The logic still seems broken to me, and it's largely because you assume you're the only person that's bidding last minute, and that the person whom you are bidding against hasn't entered their max bid from the get-go.
Let's say your max is 90 bucks and you bid in the last 20 seconds, and I do the same but with a $100 max, then I win. It didn't matter one bit that you waited until the last second to bid. And if $90 was your max and there's a bidding war going on, or I had bid my max of $100 on day one, then it wouldn't have mattered anyway. Other people will be bidding last second, and that gives you just about zero advantage.
Sure, if one guy is bidding and hasn't entered the highest price that he's willing to pay, AND doesn't do a very good job of watching the auction at the very end, then you are correct, it will be easy to outbid him last second and win. Assuming that someone bidding against you in the last 30 or so seconds "doesn't know what to do" is just that, assuming. You "know" what you're doing, so you could just as easily assume that he does too.
I've bid on PLENTY of auctions where someone has chipped away until they hit the max bid that I or someone else holds in the last minute or so. Whether they chip away with 30 days left or 30 seconds doesn't matter, there are folks that will do so either way.

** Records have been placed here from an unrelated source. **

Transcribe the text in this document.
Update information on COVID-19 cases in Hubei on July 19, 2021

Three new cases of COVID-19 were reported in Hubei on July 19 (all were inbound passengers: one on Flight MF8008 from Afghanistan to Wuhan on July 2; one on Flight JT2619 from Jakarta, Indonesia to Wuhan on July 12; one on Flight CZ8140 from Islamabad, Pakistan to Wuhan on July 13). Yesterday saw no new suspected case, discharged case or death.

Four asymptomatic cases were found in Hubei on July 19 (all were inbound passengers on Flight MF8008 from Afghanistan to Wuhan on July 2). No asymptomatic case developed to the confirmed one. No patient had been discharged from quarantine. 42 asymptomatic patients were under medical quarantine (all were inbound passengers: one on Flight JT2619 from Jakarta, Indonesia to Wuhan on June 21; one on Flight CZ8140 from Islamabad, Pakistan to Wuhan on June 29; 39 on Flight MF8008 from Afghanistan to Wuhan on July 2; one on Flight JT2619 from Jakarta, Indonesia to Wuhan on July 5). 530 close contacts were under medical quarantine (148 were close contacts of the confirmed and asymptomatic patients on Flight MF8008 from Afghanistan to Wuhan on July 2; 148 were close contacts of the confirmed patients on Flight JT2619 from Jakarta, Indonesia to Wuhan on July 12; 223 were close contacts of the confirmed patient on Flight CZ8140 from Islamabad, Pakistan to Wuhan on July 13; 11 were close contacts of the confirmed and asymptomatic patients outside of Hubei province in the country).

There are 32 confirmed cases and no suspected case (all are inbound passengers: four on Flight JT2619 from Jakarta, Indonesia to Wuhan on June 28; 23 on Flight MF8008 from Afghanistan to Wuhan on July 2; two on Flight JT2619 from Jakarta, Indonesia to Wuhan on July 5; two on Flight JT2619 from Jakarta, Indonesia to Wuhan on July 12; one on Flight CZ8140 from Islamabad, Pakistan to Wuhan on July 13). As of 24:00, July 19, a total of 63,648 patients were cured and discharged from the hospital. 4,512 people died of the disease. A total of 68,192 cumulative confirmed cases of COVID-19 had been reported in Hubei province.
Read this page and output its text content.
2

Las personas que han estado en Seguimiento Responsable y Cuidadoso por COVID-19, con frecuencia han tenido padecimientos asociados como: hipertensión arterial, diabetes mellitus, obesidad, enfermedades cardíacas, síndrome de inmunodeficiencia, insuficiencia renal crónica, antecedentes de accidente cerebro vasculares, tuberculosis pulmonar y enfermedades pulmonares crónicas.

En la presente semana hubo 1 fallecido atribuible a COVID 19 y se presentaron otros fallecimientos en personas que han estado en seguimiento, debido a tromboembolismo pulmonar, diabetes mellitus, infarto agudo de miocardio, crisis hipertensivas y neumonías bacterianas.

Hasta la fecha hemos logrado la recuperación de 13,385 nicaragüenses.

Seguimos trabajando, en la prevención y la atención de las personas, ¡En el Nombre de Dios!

The method that you guys prescribe may have an amount of efficacy in certain, rare instances. But it's hardly the norm, at least in my experience with eBay in the last 13 years. All that said, I've employed your variety of tactic in the past. I found it both time and energy consuming, not to mention a waste of both on most occasions.
EVERYONE has a price limit, sniper or not. Racing against the clock doesn't guarantee that yours is the max or that someone else isn't a better sniper than you.